Renfrew se alzó de hombros y siguió con su trabajo. Greg se frotó pensativamente el labio inferior con un dedo y estudió el amarillo espectro del ruido en la verde pantalla del osciloscopio. Al cabo de un momento preguntó:

—¿Disponéis de algún correlacionador que podáis usar en esta instalación?

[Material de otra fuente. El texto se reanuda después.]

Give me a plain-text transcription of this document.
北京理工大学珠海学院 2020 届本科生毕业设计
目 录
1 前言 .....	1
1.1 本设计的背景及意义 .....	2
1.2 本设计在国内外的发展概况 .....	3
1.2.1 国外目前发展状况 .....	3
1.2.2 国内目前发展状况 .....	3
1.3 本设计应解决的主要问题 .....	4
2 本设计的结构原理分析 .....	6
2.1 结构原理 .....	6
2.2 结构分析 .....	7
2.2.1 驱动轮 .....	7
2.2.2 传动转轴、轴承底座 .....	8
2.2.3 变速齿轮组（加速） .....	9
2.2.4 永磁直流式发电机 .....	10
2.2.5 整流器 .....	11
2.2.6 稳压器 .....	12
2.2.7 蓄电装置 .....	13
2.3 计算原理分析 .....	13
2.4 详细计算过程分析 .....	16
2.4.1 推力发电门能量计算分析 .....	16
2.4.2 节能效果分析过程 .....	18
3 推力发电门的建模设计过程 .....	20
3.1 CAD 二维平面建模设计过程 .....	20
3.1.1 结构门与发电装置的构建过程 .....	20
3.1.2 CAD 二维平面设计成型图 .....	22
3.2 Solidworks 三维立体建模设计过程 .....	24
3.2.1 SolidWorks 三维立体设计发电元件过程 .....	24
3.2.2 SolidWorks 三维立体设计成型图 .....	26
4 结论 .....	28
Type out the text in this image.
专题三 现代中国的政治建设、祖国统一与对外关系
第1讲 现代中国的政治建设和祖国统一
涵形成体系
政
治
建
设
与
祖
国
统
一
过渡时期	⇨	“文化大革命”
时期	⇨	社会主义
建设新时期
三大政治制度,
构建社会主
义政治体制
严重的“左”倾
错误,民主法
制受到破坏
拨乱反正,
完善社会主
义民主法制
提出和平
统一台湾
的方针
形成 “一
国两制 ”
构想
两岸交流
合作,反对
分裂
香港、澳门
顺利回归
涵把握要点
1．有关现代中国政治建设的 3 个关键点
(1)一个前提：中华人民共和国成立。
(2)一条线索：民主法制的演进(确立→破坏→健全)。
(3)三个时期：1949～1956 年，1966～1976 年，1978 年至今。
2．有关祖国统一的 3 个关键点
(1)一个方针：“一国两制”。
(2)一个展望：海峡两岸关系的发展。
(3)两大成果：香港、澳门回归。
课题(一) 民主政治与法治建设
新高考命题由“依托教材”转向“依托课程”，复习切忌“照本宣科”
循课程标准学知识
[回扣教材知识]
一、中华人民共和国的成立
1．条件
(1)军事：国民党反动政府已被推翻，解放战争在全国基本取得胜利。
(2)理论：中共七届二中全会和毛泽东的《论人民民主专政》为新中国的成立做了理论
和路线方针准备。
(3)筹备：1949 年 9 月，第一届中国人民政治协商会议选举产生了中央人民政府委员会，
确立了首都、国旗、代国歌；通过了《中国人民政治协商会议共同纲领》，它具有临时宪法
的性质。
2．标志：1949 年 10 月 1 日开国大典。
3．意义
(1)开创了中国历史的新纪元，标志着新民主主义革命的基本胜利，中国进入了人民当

Renfrew se detuvo por un momento, pensando.

—No, aquí no. Nunca hemos necesitado uno.

—Me gustaría ver si podemos extraer alguna estructura de ese ruido.

—Bueno, supongo que podríamos conseguir uno. Aunque tomará un cierto tiempo conseguir algo que pueda irnos bien. Peterson apareció encima de ellos.

—Lo siento, tengo que ir a un teléfono de seguridad. Ha ocurrido algo.

Renfrew se volvió sin decir nada. Markham subió la escalerilla.

—Aun así creo que el experimento va a sufrir un cierto retraso.

—Oh, estupendo. No deseo volver a Londres sin haberlo visto. Pero tengo que hablar con algunas personas en una línea telefónica confidencial. Hay una en Cambridge. Probablemente me tomará una hora o así.

—¿Tan mal están las cosas?

—Parece que sí. Esa enorme floración de diatomeas en la costa sudamericana, del lado del Atlántico, parece estar extendiéndose fuera de control.

—¿Floración?

—Una expresión de biología. Significa que el fitoplancton ha entrado en combinación con los hidrocarburos clorados que hemos estado utilizando como fertilizantes. Pero hay algo más. Los técnicos están rompiéndose la cabeza para descubrir cómo este caso difiere de los anteriores, cuyos efectos en la cadena alimentaria del océano eran más pequeños.

—Entiendo. ¿Podemos hacer algo al respecto?

—No lo sé. Los americanos han realizado algunos experimentos controlados en el océano Indico, pero creo que los progresos son más bien lentos.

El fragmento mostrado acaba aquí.